D’autres risques peuvent émaner des rapprochements eux-mêmes. Certains rapprochements, GIE, unions de mutuelles 45, UGM, présentent ainsi un risque de captation de marché et de savoir-faire par l’un des partenaires et de dépendance vis-à-vis de celui-ci. Toute la question est de savoir si le partenariat est équilibré et comment s’articule l’offre des différents partenaires. Sans garde-fou, une nouvelle concurrence interne peut alors émerger. C’est dans le but de s’en prémunir que l’Union de mutuelles cogérées (UMC), qui regroupe vingt-trois mutuelles et deux unions, a décidé de se doter d’une charte permettant de renforcer l’union et de préciser le rôle de chacun des acteurs.

Conclusion

Le secteur de l’assurance maladie complémentaire s’est profondément transformé en France depuis le début des années 2000. Deux éléments principaux expliquent cette évolution : le durcissement des règles prudentielles, menant les mutuelles à se renforcer notamment par concentration, et le désengagement progressif de l’assurance maladie obligatoire. Le législateur a favorisé cette évolution en permettant la création de structures nouvelles, qui se placent progressivement en positions dominantes. Si en 2011, une compagnie d’assurance, Axa (SA), domine le marché avec 3 milliards de cotisations encaissées, la deuxième place est occupée par Harmonie Mutuelle avec 2,3 milliards.

Dans cet univers de plus en plus concurrentiel, les mutuelles ont infléchi leurs règles et leurs logiques de fonctionnement et ont intégré des techniques de commercialisation assez nouvelles. Elles ont répondu aux obligations gestionnaires imposées par la directive Solvency II et ont superposé les instances de décision en multipliant les partenariats. En termes d’organisation, ces évolutions se sont traduites par des modifications de leur hiérarchie, passant « d’une hiérarchie directe et familiale entre élus et salariés à une hiérarchie managériale avec spécialisation » (Defalvard, Lagérodie, 2012, p. 114) ; leurs services ont été spécialisés et professionnalisés ; leur emprise territoriale ou catégorielle a été profondément modifiée pour passer de l’échelon départemental à l’échelon national, voire international, ou pour élargir la liste des catégories de bénéficiaires.

La remise en cause des principes fondateurs de la mutualité suscite des débats depuis une trentaine d’années. Elle ne résulte pas uniquement des injonctions réglementaires européennes, mais également de la responsabilité des organisations mutualistes.

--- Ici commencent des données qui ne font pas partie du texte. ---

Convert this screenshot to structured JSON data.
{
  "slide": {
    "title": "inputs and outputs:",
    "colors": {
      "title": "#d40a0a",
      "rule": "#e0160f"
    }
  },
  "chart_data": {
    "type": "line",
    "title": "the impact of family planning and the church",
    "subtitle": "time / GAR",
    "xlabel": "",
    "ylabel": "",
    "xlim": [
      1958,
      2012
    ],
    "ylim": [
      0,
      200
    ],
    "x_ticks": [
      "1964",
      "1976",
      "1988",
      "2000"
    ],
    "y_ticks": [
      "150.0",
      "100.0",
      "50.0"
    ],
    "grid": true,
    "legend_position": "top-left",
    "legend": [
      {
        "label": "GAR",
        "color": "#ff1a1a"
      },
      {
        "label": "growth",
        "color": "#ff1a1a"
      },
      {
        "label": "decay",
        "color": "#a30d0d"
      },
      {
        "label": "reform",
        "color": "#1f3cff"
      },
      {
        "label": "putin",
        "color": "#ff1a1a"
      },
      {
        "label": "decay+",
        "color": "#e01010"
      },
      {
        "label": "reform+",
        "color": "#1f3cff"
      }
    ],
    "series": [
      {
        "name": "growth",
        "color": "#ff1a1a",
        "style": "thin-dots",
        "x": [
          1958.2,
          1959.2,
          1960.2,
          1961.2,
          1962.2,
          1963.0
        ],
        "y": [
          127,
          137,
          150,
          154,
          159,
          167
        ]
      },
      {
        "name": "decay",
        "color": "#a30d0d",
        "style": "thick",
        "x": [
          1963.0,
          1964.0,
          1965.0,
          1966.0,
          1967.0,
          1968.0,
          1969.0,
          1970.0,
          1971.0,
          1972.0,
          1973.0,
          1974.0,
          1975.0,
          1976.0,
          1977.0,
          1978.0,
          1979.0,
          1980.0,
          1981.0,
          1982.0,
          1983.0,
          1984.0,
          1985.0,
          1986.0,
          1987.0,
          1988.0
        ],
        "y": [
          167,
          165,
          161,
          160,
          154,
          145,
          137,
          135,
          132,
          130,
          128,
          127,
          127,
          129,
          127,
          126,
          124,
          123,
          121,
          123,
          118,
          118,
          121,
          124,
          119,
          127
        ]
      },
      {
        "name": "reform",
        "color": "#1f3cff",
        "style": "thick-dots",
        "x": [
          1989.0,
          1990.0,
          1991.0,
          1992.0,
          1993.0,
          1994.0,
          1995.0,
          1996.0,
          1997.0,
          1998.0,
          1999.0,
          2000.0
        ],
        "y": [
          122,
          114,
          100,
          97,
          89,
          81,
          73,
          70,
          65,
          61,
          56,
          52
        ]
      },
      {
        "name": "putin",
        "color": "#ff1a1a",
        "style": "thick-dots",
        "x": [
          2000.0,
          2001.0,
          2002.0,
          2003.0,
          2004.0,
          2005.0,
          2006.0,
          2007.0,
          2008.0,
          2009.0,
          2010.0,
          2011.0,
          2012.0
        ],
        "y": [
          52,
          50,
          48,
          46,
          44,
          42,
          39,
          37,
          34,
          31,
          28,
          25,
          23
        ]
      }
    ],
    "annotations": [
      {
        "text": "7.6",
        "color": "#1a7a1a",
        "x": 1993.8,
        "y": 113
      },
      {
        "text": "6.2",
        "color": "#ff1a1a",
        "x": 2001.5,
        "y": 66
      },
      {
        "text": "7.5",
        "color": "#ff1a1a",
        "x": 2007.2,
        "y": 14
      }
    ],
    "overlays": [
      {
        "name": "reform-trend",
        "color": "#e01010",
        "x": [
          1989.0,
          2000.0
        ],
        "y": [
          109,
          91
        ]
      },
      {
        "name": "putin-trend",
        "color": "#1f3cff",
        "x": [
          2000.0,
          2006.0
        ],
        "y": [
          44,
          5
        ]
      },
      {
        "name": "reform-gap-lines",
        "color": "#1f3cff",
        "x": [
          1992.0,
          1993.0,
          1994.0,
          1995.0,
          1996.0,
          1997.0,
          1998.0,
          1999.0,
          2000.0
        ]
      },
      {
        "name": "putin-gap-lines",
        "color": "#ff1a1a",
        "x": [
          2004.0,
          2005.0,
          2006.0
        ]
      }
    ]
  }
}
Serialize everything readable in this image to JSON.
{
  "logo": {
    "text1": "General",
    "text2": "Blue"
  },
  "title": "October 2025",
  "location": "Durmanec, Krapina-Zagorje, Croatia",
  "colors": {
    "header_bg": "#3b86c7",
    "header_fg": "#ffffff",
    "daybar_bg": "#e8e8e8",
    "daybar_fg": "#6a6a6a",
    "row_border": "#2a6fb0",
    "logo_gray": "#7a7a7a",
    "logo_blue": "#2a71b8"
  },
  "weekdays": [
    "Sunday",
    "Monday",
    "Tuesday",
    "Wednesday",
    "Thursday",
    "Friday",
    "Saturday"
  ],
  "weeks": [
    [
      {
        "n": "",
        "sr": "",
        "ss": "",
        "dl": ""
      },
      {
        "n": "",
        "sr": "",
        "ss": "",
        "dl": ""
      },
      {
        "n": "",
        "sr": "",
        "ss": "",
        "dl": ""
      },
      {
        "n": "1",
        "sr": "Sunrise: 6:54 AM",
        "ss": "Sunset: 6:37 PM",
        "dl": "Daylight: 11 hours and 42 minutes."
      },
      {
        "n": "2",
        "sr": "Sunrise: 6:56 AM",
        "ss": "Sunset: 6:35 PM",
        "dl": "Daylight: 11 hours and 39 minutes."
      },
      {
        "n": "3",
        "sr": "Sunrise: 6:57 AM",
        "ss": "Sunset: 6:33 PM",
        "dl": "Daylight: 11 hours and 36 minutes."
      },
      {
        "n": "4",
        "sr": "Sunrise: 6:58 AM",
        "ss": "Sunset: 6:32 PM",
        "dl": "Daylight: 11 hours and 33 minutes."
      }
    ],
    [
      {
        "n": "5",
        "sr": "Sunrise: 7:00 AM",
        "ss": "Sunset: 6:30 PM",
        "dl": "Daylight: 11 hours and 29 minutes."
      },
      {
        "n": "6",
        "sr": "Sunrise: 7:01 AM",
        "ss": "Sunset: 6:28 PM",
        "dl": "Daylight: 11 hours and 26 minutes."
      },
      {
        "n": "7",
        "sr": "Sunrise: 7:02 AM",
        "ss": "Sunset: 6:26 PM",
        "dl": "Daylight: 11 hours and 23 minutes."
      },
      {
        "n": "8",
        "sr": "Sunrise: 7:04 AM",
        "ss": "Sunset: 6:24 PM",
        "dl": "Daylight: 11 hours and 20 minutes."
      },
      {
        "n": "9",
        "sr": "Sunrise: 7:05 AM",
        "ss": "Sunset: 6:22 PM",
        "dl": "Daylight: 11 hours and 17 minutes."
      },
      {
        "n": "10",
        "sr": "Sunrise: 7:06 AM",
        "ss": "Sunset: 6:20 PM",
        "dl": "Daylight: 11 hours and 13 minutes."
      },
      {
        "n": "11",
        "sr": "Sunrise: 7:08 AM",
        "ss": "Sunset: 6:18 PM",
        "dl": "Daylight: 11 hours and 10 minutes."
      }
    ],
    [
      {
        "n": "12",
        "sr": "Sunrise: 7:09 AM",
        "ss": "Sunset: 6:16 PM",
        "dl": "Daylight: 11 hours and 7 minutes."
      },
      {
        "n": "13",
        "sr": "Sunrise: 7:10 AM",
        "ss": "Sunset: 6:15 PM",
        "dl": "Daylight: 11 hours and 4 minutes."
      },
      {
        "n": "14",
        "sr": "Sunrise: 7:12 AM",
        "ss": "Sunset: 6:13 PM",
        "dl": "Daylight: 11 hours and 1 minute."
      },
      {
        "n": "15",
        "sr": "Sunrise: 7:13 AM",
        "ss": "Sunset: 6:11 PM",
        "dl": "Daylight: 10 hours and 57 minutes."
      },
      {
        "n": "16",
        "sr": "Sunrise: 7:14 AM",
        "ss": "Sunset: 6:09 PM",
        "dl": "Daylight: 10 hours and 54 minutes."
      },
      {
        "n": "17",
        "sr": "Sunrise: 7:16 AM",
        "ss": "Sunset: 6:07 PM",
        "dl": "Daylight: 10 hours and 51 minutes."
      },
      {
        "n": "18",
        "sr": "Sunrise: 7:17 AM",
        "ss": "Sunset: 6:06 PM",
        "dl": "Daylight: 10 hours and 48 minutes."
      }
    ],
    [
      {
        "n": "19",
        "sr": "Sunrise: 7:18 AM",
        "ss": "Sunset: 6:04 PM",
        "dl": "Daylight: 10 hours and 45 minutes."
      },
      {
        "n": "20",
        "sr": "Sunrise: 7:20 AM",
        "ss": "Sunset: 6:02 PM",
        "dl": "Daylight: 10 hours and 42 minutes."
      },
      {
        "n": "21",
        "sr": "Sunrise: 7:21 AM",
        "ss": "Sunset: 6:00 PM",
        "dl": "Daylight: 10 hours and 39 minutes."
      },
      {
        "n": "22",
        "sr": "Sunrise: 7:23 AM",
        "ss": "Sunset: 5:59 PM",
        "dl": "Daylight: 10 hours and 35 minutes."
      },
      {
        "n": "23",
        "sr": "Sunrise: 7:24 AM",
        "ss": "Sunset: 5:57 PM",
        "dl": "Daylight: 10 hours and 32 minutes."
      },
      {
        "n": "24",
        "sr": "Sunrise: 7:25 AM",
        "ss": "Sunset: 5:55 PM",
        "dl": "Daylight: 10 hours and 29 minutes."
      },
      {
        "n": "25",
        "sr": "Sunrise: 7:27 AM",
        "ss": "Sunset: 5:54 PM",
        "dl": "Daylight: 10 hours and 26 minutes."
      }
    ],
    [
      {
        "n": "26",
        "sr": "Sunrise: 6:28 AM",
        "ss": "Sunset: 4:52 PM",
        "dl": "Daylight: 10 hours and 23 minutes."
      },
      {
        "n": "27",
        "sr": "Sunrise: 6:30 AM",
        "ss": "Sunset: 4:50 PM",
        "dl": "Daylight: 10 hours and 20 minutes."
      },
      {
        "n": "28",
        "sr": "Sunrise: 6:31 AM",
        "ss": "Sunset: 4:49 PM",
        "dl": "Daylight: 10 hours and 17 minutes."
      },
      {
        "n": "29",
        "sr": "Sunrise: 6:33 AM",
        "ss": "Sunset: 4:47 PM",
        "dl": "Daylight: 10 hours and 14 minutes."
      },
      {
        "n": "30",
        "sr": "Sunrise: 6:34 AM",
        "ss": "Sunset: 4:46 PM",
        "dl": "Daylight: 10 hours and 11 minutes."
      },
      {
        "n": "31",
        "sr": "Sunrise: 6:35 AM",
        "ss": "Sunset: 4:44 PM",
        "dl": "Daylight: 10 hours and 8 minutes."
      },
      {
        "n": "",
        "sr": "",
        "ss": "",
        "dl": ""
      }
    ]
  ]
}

De telles évolutions ne vont pas sans entraîner un véritable choc culturel qui touche l’identité même de la mutualité et sa cohérence idéologique, notamment parce qu’elle va à l’encontre de certains de ses principes fondateurs. Toute la question est de savoir comment une identité fondée sur des solidarités non marchandes peut résister à des techniques industrielles et commerciales radicalement étrangères à la culture mutualiste.